Aug 1

The S&P 500 and the Dow dipped in afternoon trading on Monday, as a drop in oil prices dragged down energy stocks, while tech names Apple and Alphabet helped drive the Nasdaq higher.

The S&P had hit a record high earlier in the session, but was unable to hold gains as US crude fell below $40 a barrel to its lowest level since April.

The correlation between oil prices and equities, which had been very strong until oil rose above $40, is resurfacing now, said Randy Frederick, managing director of trading and derivatives for Charles Schwab in Austin, Texas.

“If oil falls back below $40, which it appears it is going to, it is likely that correlation will come back and that is what we are seeing now.”

The S&P gained 3.6 per cent in July - its best month since March - touching intraday highs seven times, on improving economic data and as corporate earnings were not as bad as had been initially feared.

Earnings are now expected to decline 3 per cent for the second quarter, according to Thomson Reuters data, an improvement from the 4.5 per cent decline expected on July 1.

Exxon and Chevron were down 2.9 per cent and 3.3 per cent, respectively, and were the biggest drags on both the Dow and the S&P 500. The S&P energy sector lost 3.3 per cent.

The Dow Jones industrial average fell 41.46 points, or 0.22 per cent, to 18,390.78, the S&P 500 lost 3.73 points, or 0.17 per cent, to 2,169.87, and the Nasdaq Composite added 21.24 points, or 0.41 per cent, to 5,183.37.

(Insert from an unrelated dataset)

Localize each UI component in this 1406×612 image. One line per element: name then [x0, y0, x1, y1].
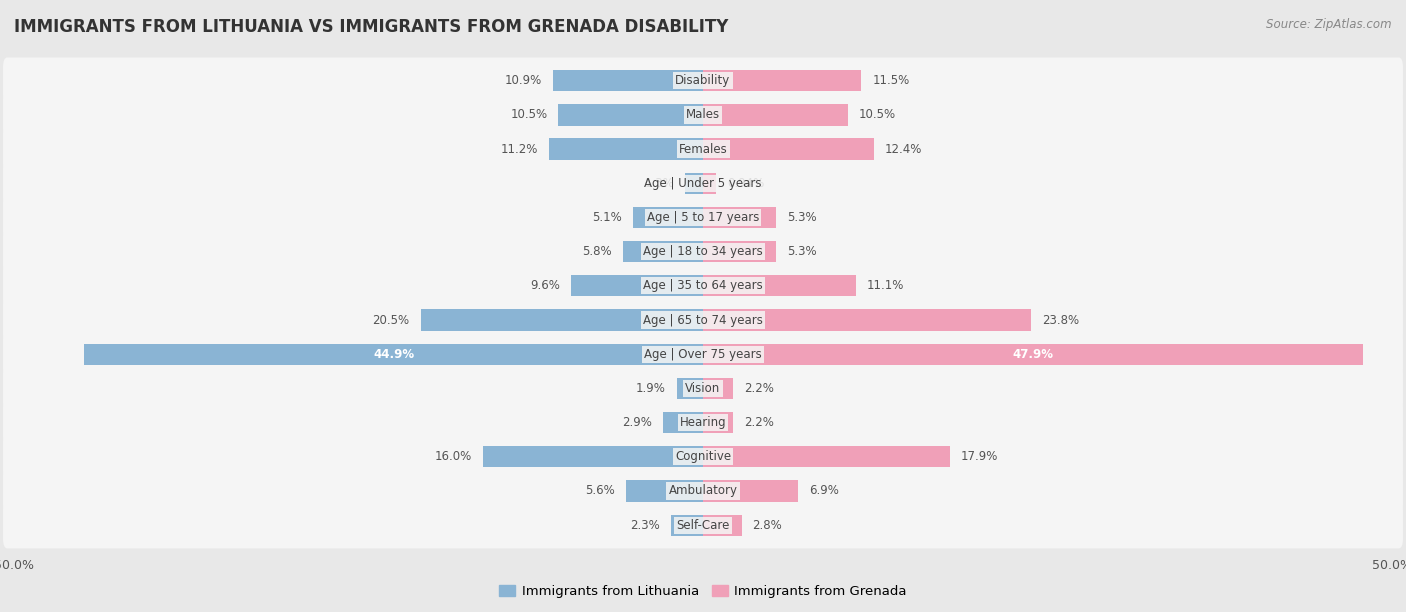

Apple Inc rose 1.3 per cent, providing the biggest boost to the three main indexes. Apple has gained more than 9 per cent since reporting results last week. Google parent Alphabet Inc was up 1.5 per cent at $803.04.

After tepid US second-quarter gross domestic product data on Friday dimmed some of the optimism over the state of the economy, data on Monday showed US manufacturing activity slowed in July as orders fell broadly and construction spending dropped in June.

Traders saw the chance of a Federal Reserve interest rate hike by year-end at about 35 per cent, according to CME Group's Fedwatch, down from more than 50 percent last week.

SolarCity Corp fell 7.8 per cent, to $24.62, and Tesla Motors declined 1.6 per cent, to $230.99, after Tesla said the two companies had agreed to merge.

Declining issues outnumbered advancing ones on the NYSE by a 1.44-to-1 ratio. On Nasdaq, a 1.05-to-1 ratio favoured advancers.

The S&P 500 posted 36 new 52-week highs and no new lows; the Nasdaq Composite recorded 96 new highs and 18 new lows.